Tracking page accesses from Multi-GPUs in detail

Hello NVIDIA Developer Community,

I’m working on optimizing a multi-GPU application using Unified Virtual Memory (UVM) and need to profile detailed page access patterns. I’m looking for ways to track which GPU accesses specific memory pages throughout the entire application execution.

Environment

2x RTX 3090
CUDA Version: 12.6
Driver Version: 560.35.03
Ubuntu 22.04

What I’ve tried so far:

  • CUPTI Activity API with CUPTI_ACTIVITY_KIND_UNIFIED_MEMORY_COUNTER
  • Nsight Systems with --cuda-um-gpu-page-faults=true

Specific Questions

  1. Is there a way to get page-level granularity for UVM access tracking?
  2. Can I identify which specific GPU is accessing which memory page at any given time?
  3. Are there any tools or APIs that provide real-time page migration monitoring (except for what I’ve tried)?
  4. What’s the best approach for tracking UVM page ownership changes in multi-GPU scenarios?
  5. Is it possible to simply print the deviceId by passing it as a parameter of kernel function from the host?

Any guidance on tools, APIs, or methodologies would be greatly appreciated!

This is beyond what Nsight Systems offers.

@mstrengert does Nsight Compute have anything that can help or do you have another suggestion?

May I ask why you think you need such low level details for your optimization?

Thanks for your reply.

I’ve been looking for this since I want to know how much of data are shared across GPUs through application’s lifecycle.

Also, I need to know wheter the evicted page to host was used by other GPUs or not.

I’m wondering how much of this you could get through our recipe system (User Guide — nsight-systems 2025.3 documentation) (this is a direct link to the section on recipes, the forum software just munges link titles).
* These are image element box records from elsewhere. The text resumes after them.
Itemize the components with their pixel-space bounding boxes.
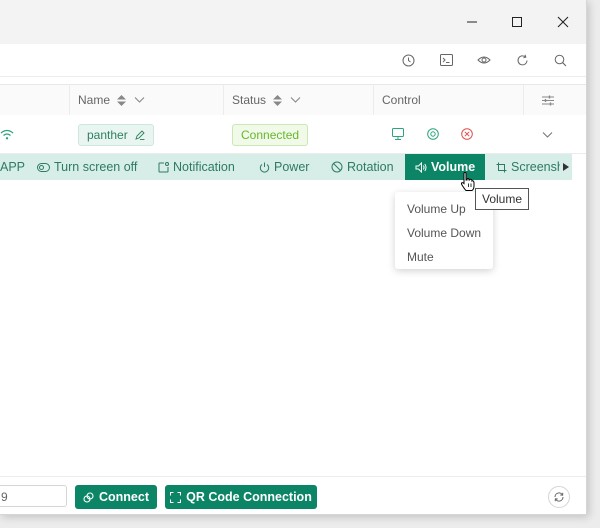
- close-icon: [557, 16, 569, 28]
- scroll-right-button[interactable]: [560, 154, 572, 180]
- column-settings-button[interactable]: [542, 85, 554, 115]
- status-badge: Connected: [232, 124, 309, 146]
- device-name-tag[interactable]: panther: [78, 124, 155, 146]
- terminal-icon[interactable]: [438, 52, 454, 68]
- column-header-control: Control: [382, 93, 421, 107]
- history-icon[interactable]: [400, 52, 416, 68]
- device-action-bar: APP Turn screen off Notification Power R…: [0, 154, 572, 180]
- record-icon[interactable]: [427, 128, 439, 140]
- disconnect-icon[interactable]: [461, 128, 473, 140]
- sort-icon[interactable]: [116, 94, 127, 107]
- refresh-devices-button[interactable]: [548, 486, 570, 508]
- tooltip: Volume: [475, 188, 529, 210]
- eye-icon[interactable]: [476, 52, 492, 68]
- power-icon: [259, 162, 270, 172]
- minimize-icon: [467, 21, 477, 23]
- title-bar: [0, 0, 586, 44]
- footer-bar: 9 Connect QR Code Connection: [0, 476, 586, 514]
- close-window-button[interactable]: [548, 10, 578, 34]
- wifi-icon: [0, 129, 14, 140]
- maximize-icon: [512, 17, 522, 27]
- link-icon: [83, 491, 94, 503]
- menu-item-mute[interactable]: Mute: [407, 250, 434, 264]
- screenshot-icon: [496, 162, 507, 172]
- search-icon[interactable]: [552, 52, 568, 68]
- action-turn-screen-off[interactable]: Turn screen off: [37, 154, 137, 180]
- app-window: Name Status Control panther Connected AP…: [0, 0, 587, 515]
- table-row[interactable]: panther Connected: [0, 115, 586, 154]
- scan-icon: [170, 491, 182, 503]
- hand-cursor-icon: [460, 172, 475, 191]
- caret-right-icon: [563, 163, 569, 171]
- minimize-button[interactable]: [457, 10, 487, 34]
- action-notification[interactable]: Notification: [158, 154, 235, 180]
- toolbar: [0, 44, 586, 77]
- maximize-button[interactable]: [502, 10, 532, 34]
- column-header-name[interactable]: Name: [78, 85, 145, 115]
- action-app[interactable]: APP: [0, 154, 25, 180]
- menu-item-volume-up[interactable]: Volume Up: [407, 202, 466, 216]
- action-power[interactable]: Power: [259, 154, 309, 180]
- eye-off-icon: [37, 162, 50, 172]
- sliders-icon: [542, 95, 554, 105]
- qr-code-connection-button[interactable]: QR Code Connection: [165, 485, 317, 509]
- sort-icon[interactable]: [272, 94, 283, 107]
- connect-button[interactable]: Connect: [75, 485, 157, 509]
- chevron-down-icon[interactable]: [290, 96, 301, 104]
- chevron-down-icon[interactable]: [134, 96, 145, 104]
- ip-address-input[interactable]: 9: [0, 485, 67, 507]
- refresh-icon: [554, 492, 564, 502]
- action-rotation[interactable]: Rotation: [331, 154, 394, 180]
- refresh-icon[interactable]: [514, 52, 530, 68]
- edit-icon[interactable]: [135, 130, 145, 140]
- volume-icon: [415, 161, 427, 173]
- menu-item-volume-down[interactable]: Volume Down: [407, 226, 481, 240]
- expand-row-icon[interactable]: [542, 131, 553, 139]
- notification-icon: [158, 161, 169, 172]
- rotation-icon: [331, 161, 343, 173]
- table-header: Name Status Control: [0, 84, 586, 116]
- mirror-screen-icon[interactable]: [392, 128, 404, 140]
- column-header-status[interactable]: Status: [232, 85, 301, 115]
- action-screenshot[interactable]: Screensh: [496, 154, 564, 180]
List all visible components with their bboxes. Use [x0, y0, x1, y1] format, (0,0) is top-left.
Specifically, I am thinking of these two recipes:

It may very well be that we have all the data you need, you just need to use the recipes (or modify them, they are python scripts) to pull it out in a useful way.

I mean that we don’t have time in here, but we had time in the data.

I used that option but that doesn’t give me much more deeper information than CUPTI recorded with CUpti_ActivityUnifiedMemoryCounter.

For example, CUPTI gives me the reason of page migration or if the memory access was read or write.

Is it possible that collecting such detailed data with nsys?

Unfortunately we are using CUPTI under the covers, so yeah, you aren’t going to get a lot more.